Next Issue Media is developing a sort of Netflix for tablet magazines, and hopes to launch its platform on Apple iPad this summer. The app would allow users to view all the magazines they'd like, for a flat rate of $10 or $15 a month. So far, the Next Issue platform has only worked on Android Honeycomb devices, and the company plans to submit versions to Apple soon, though there's no word on possible versions for Amazon's Kindle Fire or Barnes & Noble's Nook, which both run modified versions of the Google OS.

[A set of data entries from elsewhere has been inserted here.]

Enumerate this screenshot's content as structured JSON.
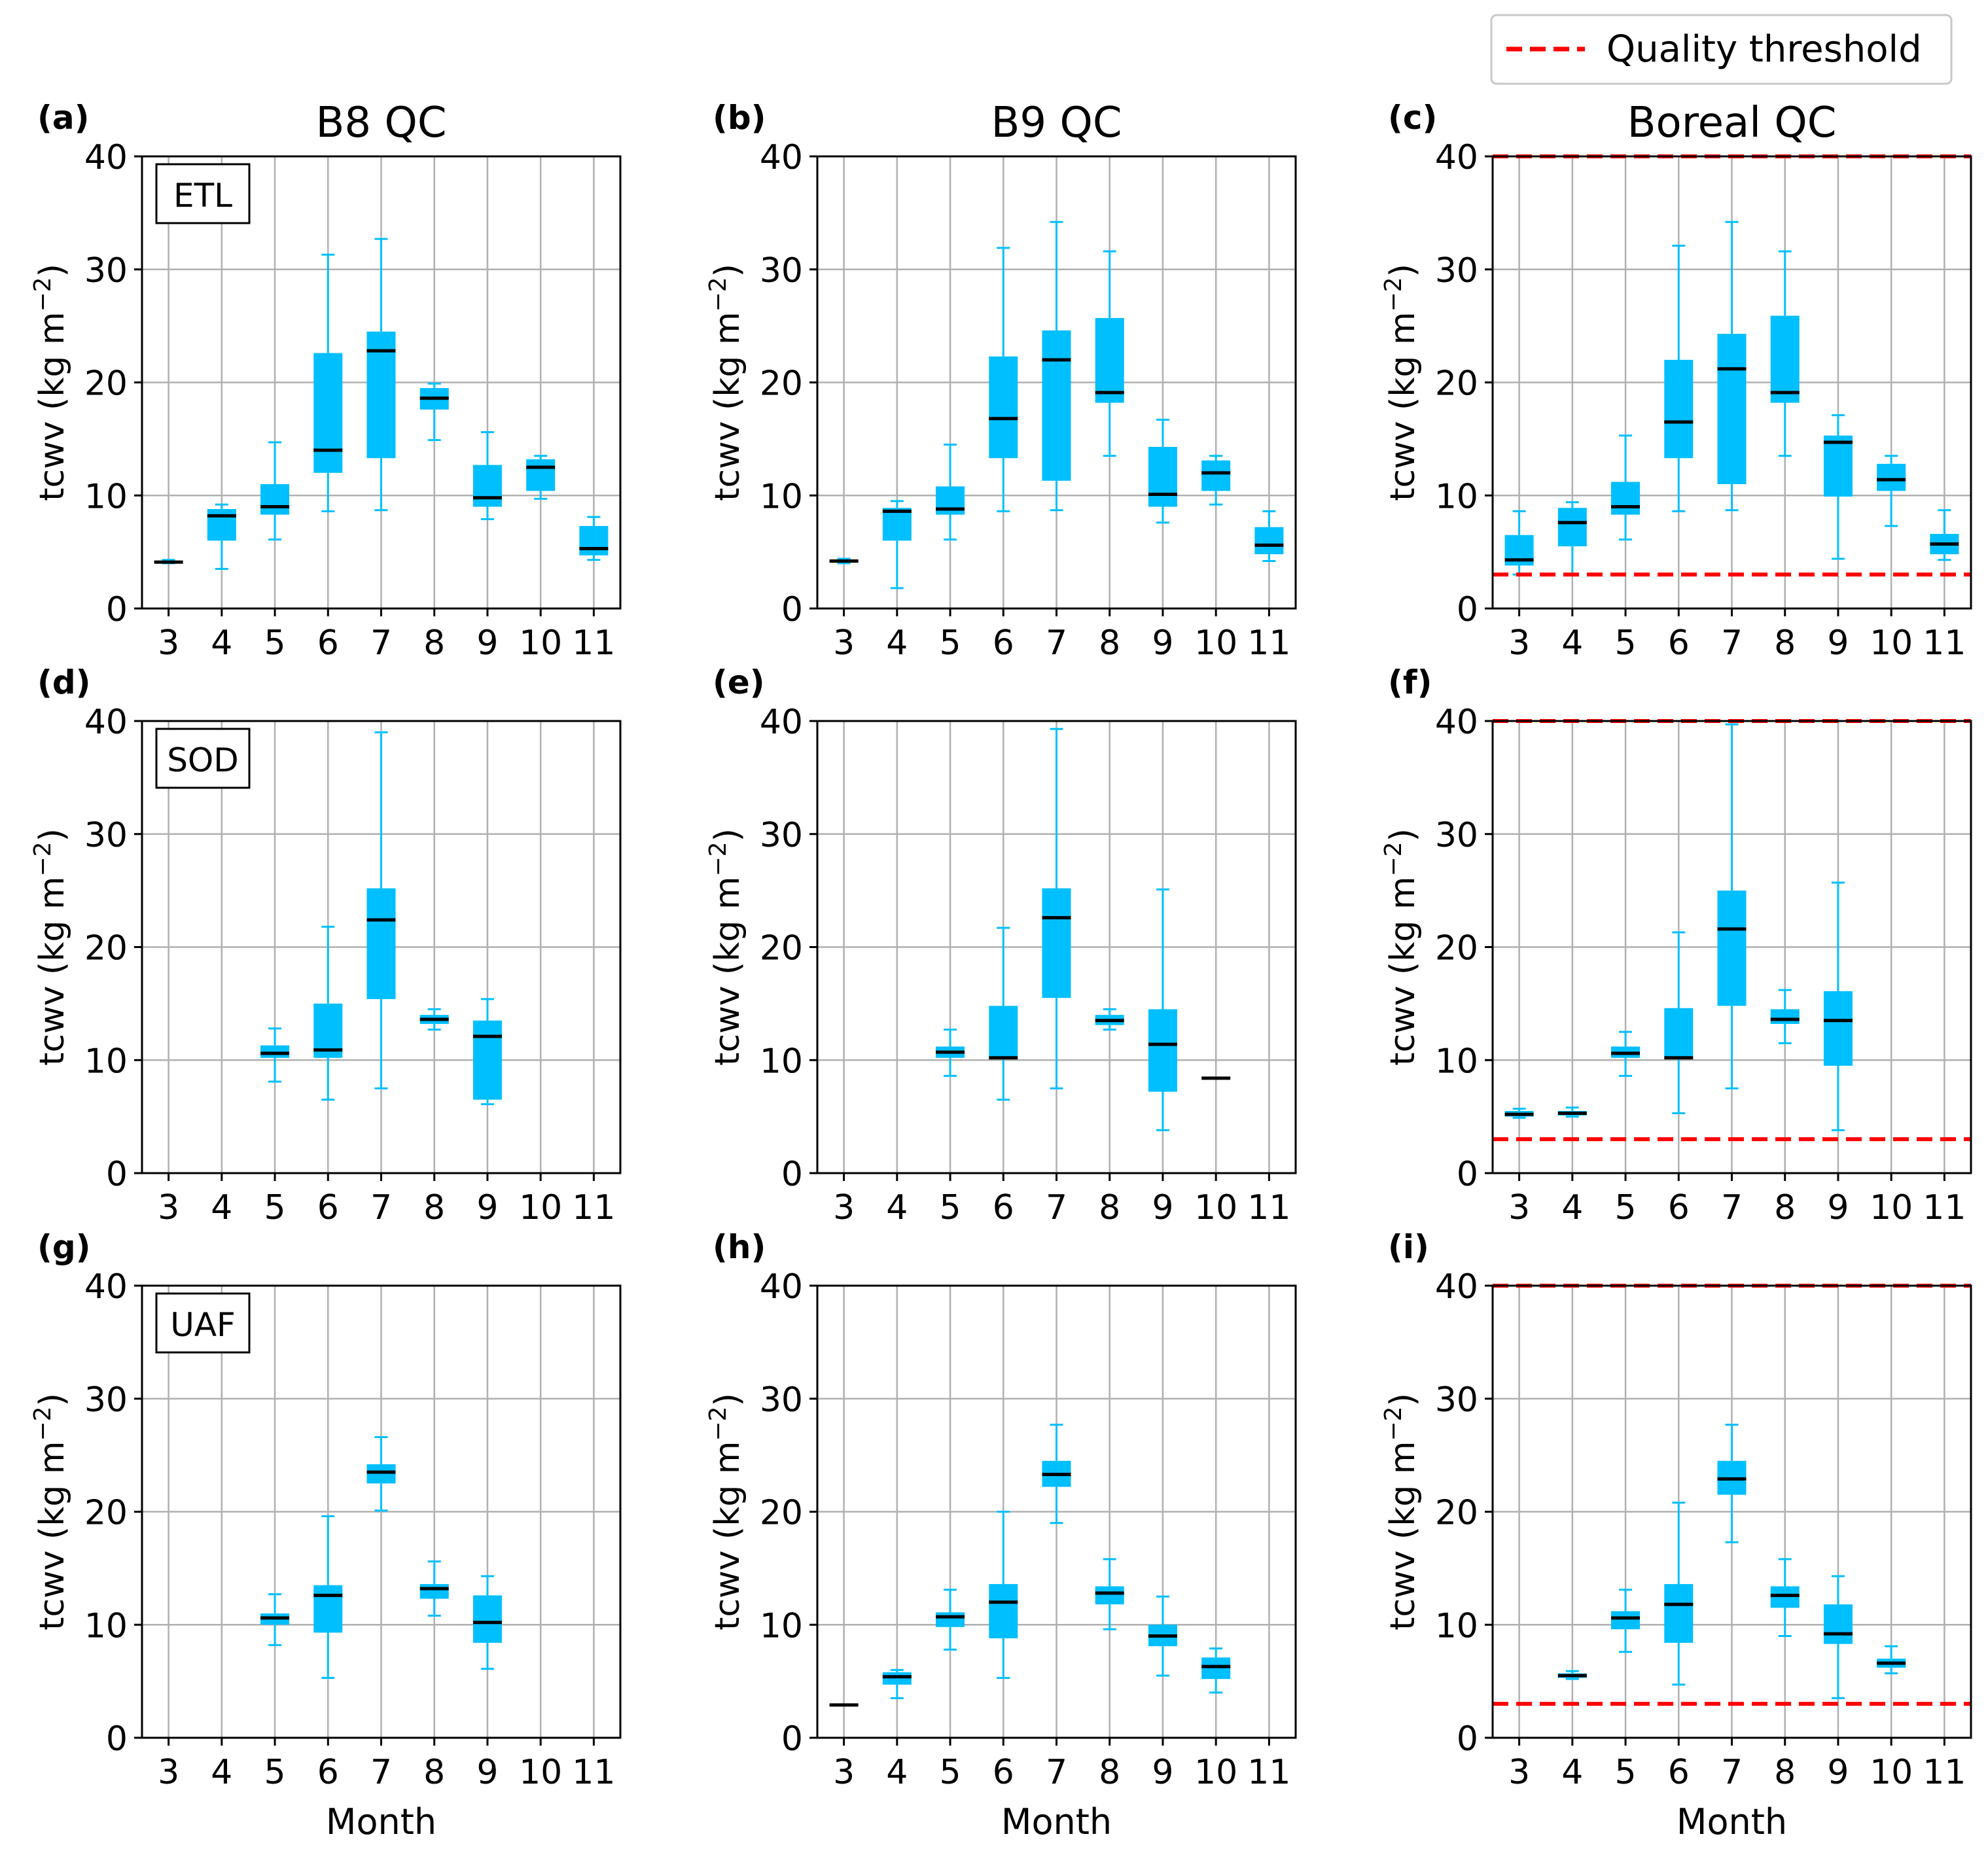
{
  "figure": {
    "column_titles": [
      "B8 QC",
      "B9 QC",
      "Boreal QC"
    ],
    "x_axis_label": "Month",
    "y_axis_label_main": "tcwv (kg m",
    "y_axis_label_sup": "−2",
    "y_axis_label_end": ")",
    "legend": {
      "label": "Quality threshold",
      "color": "#ff0000"
    },
    "box_color": "#00bfff",
    "median_color": "#000000"
  },
  "chart_data": [
    {
      "type": "box",
      "panel_label": "(a)",
      "column_title": "B8 QC",
      "station": "ETL",
      "categories": [
        "3",
        "4",
        "5",
        "6",
        "7",
        "8",
        "9",
        "10",
        "11"
      ],
      "ylim": [
        0,
        40
      ],
      "yticks": [
        0,
        10,
        20,
        30,
        40
      ],
      "xlabel": "",
      "ylabel": "tcwv (kg m−2)",
      "grid": true,
      "threshold_lines": [],
      "boxes": [
        [
          4.0,
          4.0,
          4.1,
          4.2,
          4.3
        ],
        [
          3.5,
          6.0,
          8.2,
          8.8,
          9.2
        ],
        [
          6.1,
          8.3,
          9.0,
          11.0,
          14.7
        ],
        [
          8.6,
          12.0,
          14.0,
          22.6,
          31.3
        ],
        [
          8.7,
          13.3,
          22.8,
          24.5,
          32.7
        ],
        [
          14.9,
          17.6,
          18.6,
          19.5,
          19.9
        ],
        [
          7.9,
          9.0,
          9.8,
          12.7,
          15.6
        ],
        [
          9.7,
          10.4,
          12.5,
          13.2,
          13.5
        ],
        [
          4.3,
          4.7,
          5.3,
          7.3,
          8.1
        ]
      ]
    },
    {
      "type": "box",
      "panel_label": "(b)",
      "column_title": "B9 QC",
      "station": "",
      "categories": [
        "3",
        "4",
        "5",
        "6",
        "7",
        "8",
        "9",
        "10",
        "11"
      ],
      "ylim": [
        0,
        40
      ],
      "yticks": [
        0,
        10,
        20,
        30,
        40
      ],
      "xlabel": "",
      "ylabel": "tcwv (kg m−2)",
      "grid": true,
      "threshold_lines": [],
      "boxes": [
        [
          4.0,
          4.1,
          4.2,
          4.3,
          4.4
        ],
        [
          1.8,
          6.0,
          8.6,
          8.9,
          9.5
        ],
        [
          6.1,
          8.3,
          8.8,
          10.8,
          14.5
        ],
        [
          8.6,
          13.3,
          16.8,
          22.3,
          31.9
        ],
        [
          8.7,
          11.3,
          22.0,
          24.6,
          34.2
        ],
        [
          13.5,
          18.2,
          19.1,
          25.7,
          31.6
        ],
        [
          7.6,
          9.0,
          10.1,
          14.3,
          16.7
        ],
        [
          9.2,
          10.4,
          12.0,
          13.1,
          13.5
        ],
        [
          4.2,
          4.8,
          5.6,
          7.2,
          8.6
        ]
      ]
    },
    {
      "type": "box",
      "panel_label": "(c)",
      "column_title": "Boreal QC",
      "station": "",
      "categories": [
        "3",
        "4",
        "5",
        "6",
        "7",
        "8",
        "9",
        "10",
        "11"
      ],
      "ylim": [
        0,
        40
      ],
      "yticks": [
        0,
        10,
        20,
        30,
        40
      ],
      "xlabel": "",
      "ylabel": "tcwv (kg m−2)",
      "grid": true,
      "threshold_lines": [
        3,
        40
      ],
      "boxes": [
        [
          3.0,
          3.8,
          4.3,
          6.5,
          8.6
        ],
        [
          3.0,
          5.5,
          7.6,
          8.9,
          9.4
        ],
        [
          6.1,
          8.3,
          9.0,
          11.2,
          15.3
        ],
        [
          8.6,
          13.3,
          16.5,
          22.0,
          32.1
        ],
        [
          8.7,
          11.0,
          21.2,
          24.3,
          34.2
        ],
        [
          13.5,
          18.2,
          19.1,
          25.9,
          31.6
        ],
        [
          4.4,
          9.9,
          14.7,
          15.3,
          17.1
        ],
        [
          7.3,
          10.4,
          11.4,
          12.8,
          13.5
        ],
        [
          4.3,
          4.8,
          5.7,
          6.6,
          8.7
        ]
      ]
    },
    {
      "type": "box",
      "panel_label": "(d)",
      "column_title": "B8 QC",
      "station": "SOD",
      "categories": [
        "3",
        "4",
        "5",
        "6",
        "7",
        "8",
        "9",
        "10",
        "11"
      ],
      "ylim": [
        0,
        40
      ],
      "yticks": [
        0,
        10,
        20,
        30,
        40
      ],
      "xlabel": "",
      "ylabel": "tcwv (kg m−2)",
      "grid": true,
      "threshold_lines": [],
      "boxes": [
        null,
        null,
        [
          8.1,
          10.2,
          10.6,
          11.3,
          12.8
        ],
        [
          6.5,
          10.2,
          10.9,
          15.0,
          21.8
        ],
        [
          7.5,
          15.4,
          22.4,
          25.2,
          39.0
        ],
        [
          12.7,
          13.2,
          13.6,
          14.0,
          14.5
        ],
        [
          6.1,
          6.5,
          12.1,
          13.5,
          15.4
        ],
        null,
        null
      ]
    },
    {
      "type": "box",
      "panel_label": "(e)",
      "column_title": "B9 QC",
      "station": "",
      "categories": [
        "3",
        "4",
        "5",
        "6",
        "7",
        "8",
        "9",
        "10",
        "11"
      ],
      "ylim": [
        0,
        40
      ],
      "yticks": [
        0,
        10,
        20,
        30,
        40
      ],
      "xlabel": "",
      "ylabel": "tcwv (kg m−2)",
      "grid": true,
      "threshold_lines": [],
      "boxes": [
        null,
        null,
        [
          8.6,
          10.2,
          10.7,
          11.2,
          12.7
        ],
        [
          6.5,
          10.3,
          10.2,
          14.8,
          21.7
        ],
        [
          7.5,
          15.5,
          22.6,
          25.2,
          39.3
        ],
        [
          12.7,
          13.1,
          13.5,
          14.0,
          14.5
        ],
        [
          3.8,
          7.2,
          11.4,
          14.5,
          25.1
        ],
        [
          8.4,
          8.4,
          8.4,
          8.4,
          8.4
        ],
        null
      ]
    },
    {
      "type": "box",
      "panel_label": "(f)",
      "column_title": "Boreal QC",
      "station": "",
      "categories": [
        "3",
        "4",
        "5",
        "6",
        "7",
        "8",
        "9",
        "10",
        "11"
      ],
      "ylim": [
        0,
        40
      ],
      "yticks": [
        0,
        10,
        20,
        30,
        40
      ],
      "xlabel": "",
      "ylabel": "tcwv (kg m−2)",
      "grid": true,
      "threshold_lines": [
        3,
        40
      ],
      "boxes": [
        [
          4.9,
          5.0,
          5.2,
          5.5,
          5.7
        ],
        [
          5.0,
          5.1,
          5.3,
          5.5,
          5.8
        ],
        [
          8.6,
          10.2,
          10.6,
          11.2,
          12.5
        ],
        [
          5.3,
          10.3,
          10.2,
          14.6,
          21.3
        ],
        [
          7.5,
          14.8,
          21.6,
          25.0,
          39.7
        ],
        [
          11.5,
          13.2,
          13.6,
          14.5,
          16.2
        ],
        [
          3.8,
          9.5,
          13.5,
          16.1,
          25.7
        ],
        null,
        null
      ]
    },
    {
      "type": "box",
      "panel_label": "(g)",
      "column_title": "B8 QC",
      "station": "UAF",
      "categories": [
        "3",
        "4",
        "5",
        "6",
        "7",
        "8",
        "9",
        "10",
        "11"
      ],
      "ylim": [
        0,
        40
      ],
      "yticks": [
        0,
        10,
        20,
        30,
        40
      ],
      "xlabel": "Month",
      "ylabel": "tcwv (kg m−2)",
      "grid": true,
      "threshold_lines": [],
      "boxes": [
        null,
        null,
        [
          8.2,
          10.0,
          10.6,
          11.0,
          12.7
        ],
        [
          5.3,
          9.3,
          12.6,
          13.5,
          19.6
        ],
        [
          20.1,
          22.5,
          23.5,
          24.2,
          26.6
        ],
        [
          10.8,
          12.3,
          13.2,
          13.6,
          15.6
        ],
        [
          6.1,
          8.4,
          10.2,
          12.6,
          14.3
        ],
        null,
        null
      ]
    },
    {
      "type": "box",
      "panel_label": "(h)",
      "column_title": "B9 QC",
      "station": "",
      "categories": [
        "3",
        "4",
        "5",
        "6",
        "7",
        "8",
        "9",
        "10",
        "11"
      ],
      "ylim": [
        0,
        40
      ],
      "yticks": [
        0,
        10,
        20,
        30,
        40
      ],
      "xlabel": "Month",
      "ylabel": "tcwv (kg m−2)",
      "grid": true,
      "threshold_lines": [],
      "boxes": [
        [
          2.9,
          2.9,
          2.9,
          2.9,
          2.9
        ],
        [
          3.5,
          4.7,
          5.4,
          5.8,
          6.0
        ],
        [
          7.8,
          9.8,
          10.7,
          11.1,
          13.1
        ],
        [
          5.3,
          8.8,
          12.0,
          13.6,
          20.0
        ],
        [
          19.0,
          22.2,
          23.3,
          24.5,
          27.7
        ],
        [
          9.6,
          11.8,
          12.8,
          13.4,
          15.8
        ],
        [
          5.5,
          8.1,
          9.0,
          10.0,
          12.5
        ],
        [
          4.0,
          5.2,
          6.3,
          7.1,
          7.9
        ],
        null
      ]
    },
    {
      "type": "box",
      "panel_label": "(i)",
      "column_title": "Boreal QC",
      "station": "",
      "categories": [
        "3",
        "4",
        "5",
        "6",
        "7",
        "8",
        "9",
        "10",
        "11"
      ],
      "ylim": [
        0,
        40
      ],
      "yticks": [
        0,
        10,
        20,
        30,
        40
      ],
      "xlabel": "Month",
      "ylabel": "tcwv (kg m−2)",
      "grid": true,
      "threshold_lines": [
        3,
        40
      ],
      "boxes": [
        null,
        [
          5.2,
          5.3,
          5.5,
          5.7,
          5.9
        ],
        [
          7.6,
          9.6,
          10.6,
          11.2,
          13.1
        ],
        [
          4.7,
          8.4,
          11.8,
          13.6,
          20.8
        ],
        [
          17.3,
          21.5,
          22.9,
          24.5,
          27.7
        ],
        [
          9.0,
          11.5,
          12.6,
          13.4,
          15.8
        ],
        [
          3.5,
          8.3,
          9.2,
          11.8,
          14.3
        ],
        [
          5.7,
          6.2,
          6.6,
          7.0,
          8.1
        ],
        null
      ]
    }
  ]
}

Digital magazine subscriptions make up just one percent of industry circulation, and publishers are working to change this. The NIM business model will stay the same - curated content sponsored mainly by ads - but customers aren't locked in to subscribing to certain magazines, and can swap out titles at will. Another problem besides Next Issue's lack of operating system compatibility is lack of content itself. The platform presently only offers 32 titles, in its joint venture with Hearst, Meredith, Time Inc. and Conde Nast. News Corp has also bought into into Next Issue, but has yet to contribute any content. NIM says it will add more titles later this year, and presently offers well-known magazines like Sports Illustrated, Fortune, the New Yorker, Vanity Fair, Esquire, Elle, Better Homes and Gardens, etc. Also, no print issues are included with an NIM digital subscription. Some publishers have been adding digital content to their print editions for free - not the case with NIM.
Since the iPad hit the market, publishers have been trying to figure out how to bolster e-magazine subscription sales, and have mostly come up with .pdf copies of what they publish in print, with a couple of digital bells and whistles thrown in. There hasn't been too many compelling reasons for readers to make the switch to all digital. NIM hopes that by changing the basic mode of subscription, there will be a rise in all-digital sales. John Loughlin, who oversees Heart's digital sales, states, “No one has done this before, and there are lots of practical reasons for that.”
Still, publishers need to sort out the logistics of e-subscriptions, including how they'll get paid, actual subscription costs, issues of circulation and advertising, etc. “Anybody that tells you that they have the answer, or that their model is the model that would be successful 5 years from now - they’d be suspect,” says Loughlin, adding “We’re very much in a learning mode.”